|
Indonesia |
Gina, adik bungsu gw tiba-tiba
sms, isinya kayak gini, “Kak, bantuin bikin PR donk... 1. Kapan BPUPKI resmi
dilantik? 2.Siapa yang menentukan dan memilih para menteri? 3. Masalah politik
luar negeri merupakan wewenang pemerintah…?”. Toeeeng…udah lama banget gak
belajar sejarah, mana gak punya bukunya. Alhasil, gw kudu ngandelin si jenius
mbah google.
Kata kunci yang gw
masukin simpel banget, "Sejarah Indonesia", malah ngarahin gw ke
arsip wiki yang lain. Gak nyambung sih sama PR Gina, tapi bikin gw tertarik
buat ngebacanya.
Era Kemerdekaan
Proklamasi Kemerdekaan Indonesia
Soekarno membacakan
"Proklamasi" pada tanggal 17 Agustus 1945. Kabar mengenai proklamasi
menyebar melalui radio dan selebaran sementara pasukan militer Indonesia pada
masa perang, Pasukan Pembela Tanah Air (PETA), para pemuda, dan lainnya
langsung berangkat mempertahankan kediaman Soekarno.
|
Naskah Proklamasi |
Pada 18
Agustus 1945 Panitia Persiapan Kemerdekaan Indonesia (PPKI) melantik
Soekarno sebagai Presiden dan Mohammad Hatta sebagai Wakil Presiden.

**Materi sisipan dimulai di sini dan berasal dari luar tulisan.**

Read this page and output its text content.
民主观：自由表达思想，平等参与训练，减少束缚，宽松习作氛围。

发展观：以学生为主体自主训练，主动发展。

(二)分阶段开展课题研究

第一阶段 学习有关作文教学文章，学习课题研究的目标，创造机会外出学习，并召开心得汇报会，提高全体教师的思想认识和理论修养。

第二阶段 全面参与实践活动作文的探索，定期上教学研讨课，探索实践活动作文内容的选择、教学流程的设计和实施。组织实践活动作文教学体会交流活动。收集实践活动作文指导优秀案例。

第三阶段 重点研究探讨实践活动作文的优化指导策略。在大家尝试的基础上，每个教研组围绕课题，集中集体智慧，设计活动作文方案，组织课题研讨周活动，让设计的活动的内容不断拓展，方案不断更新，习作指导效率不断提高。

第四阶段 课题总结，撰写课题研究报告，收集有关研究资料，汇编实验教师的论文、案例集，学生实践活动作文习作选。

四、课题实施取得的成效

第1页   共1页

Kemudian dibentuk Komite Nasional Indonesia Pusat (KNIP) sebagai parlemen sementara
hingga pemilu dapat dilaksanakan. Kelompok ini mendeklarasikan pemerintahan
baru pada 31 Agustus dan menghendaki Republik Indonesia yang terdiri
dari 8 provinsi: Sumatra, Kalimantan (tidak termasuk wilayah
Sabah, Sarawak dan Brunei), Jawa Barat, Jawa Tengah, Jawa
Timur, Sulawesi, Maluku (termasuk Papua) dan Nusa
Tenggara.
Dari 1945 hingga 1949,
persatuan kelautan Australia yang bersimpati dengan usaha kemerdekaan
Indonesia, melarang segala pelayaran Belanda sepanjang konflik.
Namun usaha Belanda untuk
kembali berkuasa cukup kuat. Setelah kembali ke Jawa, pasukan Belanda segera
merebut kembali ibukota kolonial Batavia, akibatnya para nasionalis
menjadikan Yogyakarta sebagai ibukota Indonesia. Pada 27
Desember 1949, setelah 4 tahun peperangan dan negosiasi, Ratu Juliana
dari Belanda memindahkan kedaulatan kepada pemerintah Federal Indonesia.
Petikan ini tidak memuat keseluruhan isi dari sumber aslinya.